If anything at all comes from this class it will definitely be learning to communicate more (and better!) with my partner. No secret spending. Everything on the table.

So even after I overspent my clothes envelope I fessed up about it.

For October I'm dreaming of an envelope out of Harry Potter that has the power to bite.

Monday, September 8, 2014

Mah Nurves

Living on the edge.
I'm looking for camaraderie.

I'm looking for validation that I'm not insane because I surely can't be the only mom out their that finds the crying of their child akin to someone pricking the most tender nerve in their psyche with a sewing needle? Over and over and over again.

Here at the Drawler house we are in the deep ravine of a Wonder Week. Never heard of them? Have a baby child acting out of sorts? Get thee to a library and read all about it. Crazily accurate mood forecasts.
Hello thundercloud of my nightmares.

Basically a Wonder Week is a moment of transformation. Your child makes a leap in intellectual and emotional understanding. It makes sense, then, that this is a scary and confusing time for them. Hearing "No, darling angel face, don't touch the wasp" during a Wonder Week is likely to lead your toddler to a whole morning of tears and tantrums. A video not playing fast enough or a cheerio slightly out of place in the bowl does the same. For Lil' D that means alternating between throwing herself on the floor and kicking or putting her head down on the ground like a yoga pose.

And the tears.
So many tears.

The only saving grace of a Wonder Week is that she is oddly sweeter and more cuddly. She wants to be in my lap or be carried everywhere. Until she doesn't.

A scene from our day:

Scene: Playroom - mom on floor, Lil' D in lap.

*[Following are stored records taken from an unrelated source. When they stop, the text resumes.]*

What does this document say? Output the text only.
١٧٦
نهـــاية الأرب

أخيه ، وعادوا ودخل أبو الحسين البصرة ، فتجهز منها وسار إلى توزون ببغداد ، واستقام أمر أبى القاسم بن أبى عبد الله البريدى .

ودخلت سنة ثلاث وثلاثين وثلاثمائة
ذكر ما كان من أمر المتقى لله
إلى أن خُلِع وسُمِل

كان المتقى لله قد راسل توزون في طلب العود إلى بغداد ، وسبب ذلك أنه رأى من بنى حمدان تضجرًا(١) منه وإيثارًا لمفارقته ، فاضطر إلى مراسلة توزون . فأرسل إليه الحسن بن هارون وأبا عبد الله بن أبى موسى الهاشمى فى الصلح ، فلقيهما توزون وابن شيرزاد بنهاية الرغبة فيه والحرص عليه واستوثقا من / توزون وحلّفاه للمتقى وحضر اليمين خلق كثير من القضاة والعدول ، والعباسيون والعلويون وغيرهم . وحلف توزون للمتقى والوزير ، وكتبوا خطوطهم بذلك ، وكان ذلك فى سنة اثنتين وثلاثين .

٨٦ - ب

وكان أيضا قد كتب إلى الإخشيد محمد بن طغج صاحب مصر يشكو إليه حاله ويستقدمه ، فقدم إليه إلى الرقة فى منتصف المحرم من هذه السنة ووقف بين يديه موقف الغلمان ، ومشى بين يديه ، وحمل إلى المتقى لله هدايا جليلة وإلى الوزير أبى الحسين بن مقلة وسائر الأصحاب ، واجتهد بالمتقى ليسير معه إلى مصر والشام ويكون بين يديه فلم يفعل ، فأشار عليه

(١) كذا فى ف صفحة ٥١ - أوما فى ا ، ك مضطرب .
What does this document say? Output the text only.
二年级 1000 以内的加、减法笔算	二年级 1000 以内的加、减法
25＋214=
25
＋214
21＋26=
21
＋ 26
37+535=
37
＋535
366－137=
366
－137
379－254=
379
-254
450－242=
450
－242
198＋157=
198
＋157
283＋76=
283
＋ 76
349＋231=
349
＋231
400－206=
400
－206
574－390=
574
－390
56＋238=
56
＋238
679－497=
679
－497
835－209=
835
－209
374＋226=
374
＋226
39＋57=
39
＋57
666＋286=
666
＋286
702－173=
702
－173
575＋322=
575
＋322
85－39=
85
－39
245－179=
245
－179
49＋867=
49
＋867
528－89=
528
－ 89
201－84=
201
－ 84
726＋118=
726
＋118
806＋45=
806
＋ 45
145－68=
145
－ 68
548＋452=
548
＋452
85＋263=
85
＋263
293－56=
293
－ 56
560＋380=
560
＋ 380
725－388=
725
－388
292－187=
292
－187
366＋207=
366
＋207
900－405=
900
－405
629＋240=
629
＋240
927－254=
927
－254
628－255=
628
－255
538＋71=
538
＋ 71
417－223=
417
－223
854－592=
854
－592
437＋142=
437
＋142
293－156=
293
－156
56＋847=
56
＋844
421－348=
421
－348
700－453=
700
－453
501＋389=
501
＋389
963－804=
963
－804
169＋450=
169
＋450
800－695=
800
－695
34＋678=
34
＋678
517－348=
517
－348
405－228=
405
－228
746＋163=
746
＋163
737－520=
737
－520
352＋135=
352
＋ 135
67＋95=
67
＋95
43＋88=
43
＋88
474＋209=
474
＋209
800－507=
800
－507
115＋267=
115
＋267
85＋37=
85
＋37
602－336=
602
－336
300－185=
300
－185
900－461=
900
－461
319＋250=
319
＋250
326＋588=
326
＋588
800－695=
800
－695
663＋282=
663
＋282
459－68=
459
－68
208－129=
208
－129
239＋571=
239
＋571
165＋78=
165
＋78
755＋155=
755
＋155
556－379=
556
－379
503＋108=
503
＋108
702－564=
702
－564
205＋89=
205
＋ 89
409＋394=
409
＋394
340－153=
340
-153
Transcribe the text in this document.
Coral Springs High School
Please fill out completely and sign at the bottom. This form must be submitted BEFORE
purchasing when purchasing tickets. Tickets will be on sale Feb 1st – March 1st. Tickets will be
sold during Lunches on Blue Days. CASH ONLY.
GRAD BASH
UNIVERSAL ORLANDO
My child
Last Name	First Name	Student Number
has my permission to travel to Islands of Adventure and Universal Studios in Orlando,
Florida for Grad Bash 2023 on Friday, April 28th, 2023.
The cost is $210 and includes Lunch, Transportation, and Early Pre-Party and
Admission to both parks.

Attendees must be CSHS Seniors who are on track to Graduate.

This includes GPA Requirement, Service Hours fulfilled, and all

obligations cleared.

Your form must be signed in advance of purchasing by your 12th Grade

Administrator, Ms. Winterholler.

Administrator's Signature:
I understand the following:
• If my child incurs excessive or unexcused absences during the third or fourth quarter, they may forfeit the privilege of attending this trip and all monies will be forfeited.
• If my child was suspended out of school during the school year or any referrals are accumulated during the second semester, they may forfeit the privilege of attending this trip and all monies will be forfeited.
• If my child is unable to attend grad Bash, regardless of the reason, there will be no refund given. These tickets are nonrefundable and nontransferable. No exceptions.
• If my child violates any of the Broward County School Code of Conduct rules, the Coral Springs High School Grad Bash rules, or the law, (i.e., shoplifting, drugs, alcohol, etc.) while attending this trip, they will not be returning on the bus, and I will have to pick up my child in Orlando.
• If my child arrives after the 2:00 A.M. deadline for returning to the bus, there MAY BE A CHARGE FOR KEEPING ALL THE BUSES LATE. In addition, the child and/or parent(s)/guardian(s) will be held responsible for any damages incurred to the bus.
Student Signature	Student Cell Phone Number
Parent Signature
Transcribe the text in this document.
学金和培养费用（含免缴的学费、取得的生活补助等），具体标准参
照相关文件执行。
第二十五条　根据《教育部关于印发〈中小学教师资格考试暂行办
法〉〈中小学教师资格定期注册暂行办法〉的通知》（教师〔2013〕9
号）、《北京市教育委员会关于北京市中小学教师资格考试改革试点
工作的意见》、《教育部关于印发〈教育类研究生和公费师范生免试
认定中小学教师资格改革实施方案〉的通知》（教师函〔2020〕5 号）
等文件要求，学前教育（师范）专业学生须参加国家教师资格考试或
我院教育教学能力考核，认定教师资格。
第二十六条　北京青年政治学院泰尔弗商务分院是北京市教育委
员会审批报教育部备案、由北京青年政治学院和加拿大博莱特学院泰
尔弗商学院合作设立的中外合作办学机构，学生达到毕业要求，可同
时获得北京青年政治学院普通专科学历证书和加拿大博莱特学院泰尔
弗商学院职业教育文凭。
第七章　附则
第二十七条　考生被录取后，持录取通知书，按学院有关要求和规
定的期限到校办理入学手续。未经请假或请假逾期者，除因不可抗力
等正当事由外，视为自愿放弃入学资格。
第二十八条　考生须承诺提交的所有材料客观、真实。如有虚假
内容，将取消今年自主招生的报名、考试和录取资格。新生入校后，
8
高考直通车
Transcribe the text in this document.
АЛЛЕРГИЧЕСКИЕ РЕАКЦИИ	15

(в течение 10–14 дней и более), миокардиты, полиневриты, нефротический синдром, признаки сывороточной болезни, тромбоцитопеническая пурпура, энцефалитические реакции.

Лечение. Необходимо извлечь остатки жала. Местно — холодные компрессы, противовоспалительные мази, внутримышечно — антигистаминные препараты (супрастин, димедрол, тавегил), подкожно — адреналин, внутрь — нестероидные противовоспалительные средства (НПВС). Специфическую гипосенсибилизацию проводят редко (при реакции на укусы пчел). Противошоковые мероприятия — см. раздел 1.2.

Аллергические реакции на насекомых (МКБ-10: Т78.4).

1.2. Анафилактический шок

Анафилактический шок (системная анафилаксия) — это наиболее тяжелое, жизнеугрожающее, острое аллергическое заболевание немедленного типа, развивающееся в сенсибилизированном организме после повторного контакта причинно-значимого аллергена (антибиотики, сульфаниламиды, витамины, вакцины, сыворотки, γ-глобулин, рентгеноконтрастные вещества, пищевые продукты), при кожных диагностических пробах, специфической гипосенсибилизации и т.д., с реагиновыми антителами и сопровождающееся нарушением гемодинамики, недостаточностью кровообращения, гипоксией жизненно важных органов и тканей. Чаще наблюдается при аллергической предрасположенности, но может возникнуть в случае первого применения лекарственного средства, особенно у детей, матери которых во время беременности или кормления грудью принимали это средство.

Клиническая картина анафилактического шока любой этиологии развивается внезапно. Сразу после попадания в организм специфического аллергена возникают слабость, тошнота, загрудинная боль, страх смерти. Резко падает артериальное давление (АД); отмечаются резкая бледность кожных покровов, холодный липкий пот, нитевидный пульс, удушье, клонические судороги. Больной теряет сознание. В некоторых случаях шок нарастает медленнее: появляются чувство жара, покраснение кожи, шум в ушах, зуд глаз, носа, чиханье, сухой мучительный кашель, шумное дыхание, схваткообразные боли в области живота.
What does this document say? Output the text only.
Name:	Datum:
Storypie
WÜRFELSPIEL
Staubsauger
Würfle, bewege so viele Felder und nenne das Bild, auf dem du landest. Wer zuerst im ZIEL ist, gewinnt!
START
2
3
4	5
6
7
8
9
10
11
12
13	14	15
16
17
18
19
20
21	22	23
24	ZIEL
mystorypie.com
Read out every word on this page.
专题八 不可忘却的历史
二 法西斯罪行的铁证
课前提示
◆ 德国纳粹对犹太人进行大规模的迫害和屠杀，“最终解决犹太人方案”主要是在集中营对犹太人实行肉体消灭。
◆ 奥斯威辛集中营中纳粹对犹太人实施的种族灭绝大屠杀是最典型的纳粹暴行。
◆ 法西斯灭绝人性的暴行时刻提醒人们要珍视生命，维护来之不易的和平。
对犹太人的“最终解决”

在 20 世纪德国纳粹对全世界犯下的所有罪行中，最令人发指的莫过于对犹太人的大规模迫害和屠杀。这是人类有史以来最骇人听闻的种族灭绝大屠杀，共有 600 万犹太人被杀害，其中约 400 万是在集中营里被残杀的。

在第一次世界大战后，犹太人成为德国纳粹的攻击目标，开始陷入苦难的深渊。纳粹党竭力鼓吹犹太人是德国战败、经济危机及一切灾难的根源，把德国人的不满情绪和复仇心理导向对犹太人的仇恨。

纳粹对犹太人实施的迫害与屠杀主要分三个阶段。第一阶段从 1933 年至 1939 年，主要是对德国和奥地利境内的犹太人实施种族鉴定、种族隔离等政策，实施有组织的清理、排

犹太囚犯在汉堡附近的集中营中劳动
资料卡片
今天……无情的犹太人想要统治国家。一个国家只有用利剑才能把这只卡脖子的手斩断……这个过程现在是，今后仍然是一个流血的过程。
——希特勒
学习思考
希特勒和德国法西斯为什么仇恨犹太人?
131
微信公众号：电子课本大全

1) Wrestles and cries out of my lap like she was forced to be there in the first place.
2) Falls dramatically on floor, rolls on her back, kicks her legs.
3) Tears and putting her head on the ground for good measure. Flinging herself on her chair or dramatically pushing a toy away is also acceptable.
4) "Want to sit in my lap?" I say as she reaches out to me, tears in her eyes.
5) Comes back to lap and gets a hug.
6) Repeat for the next hour.

It's 11:30am here and I'm ready to go to bed. Naps are erratic, lunch is on the floor, and usually loved toys are thrown.

The dulcet tones of screaming do not phase JTS one moment. He sings or talks back with a silly story or ignores them altogether. They strike my mom heart with a bleating cry to DO SOMETHING. DO ANYTHING to make the crying stop. Snacks! Water! Naps! Cuddle! Weird dancing! Old MacDonald Moo Moo's! Anything!

The dog feels me. He is always trying to get out the door.

I try my Janet Lansbury calm sportscasting. I try my Love and Logic "So sad! Guess you need some crib time." In my not great parenting moments (i.e. trying to parallel park whilst reading google maps in a not safe area because DAMMIT I'm trying to take you to an art fair in the 95 degree heat so you might smile) I've yelled sternly. I always regret that one.

"You are right mom! Shaved ice is delicious," she meant with
the screaming that took place directly after.
But I know that damn Wonder Week app is right. Nothing to do but deep breaths and taking one day at a time. According to my app only a mere 29 days until my happy babe comes back to me.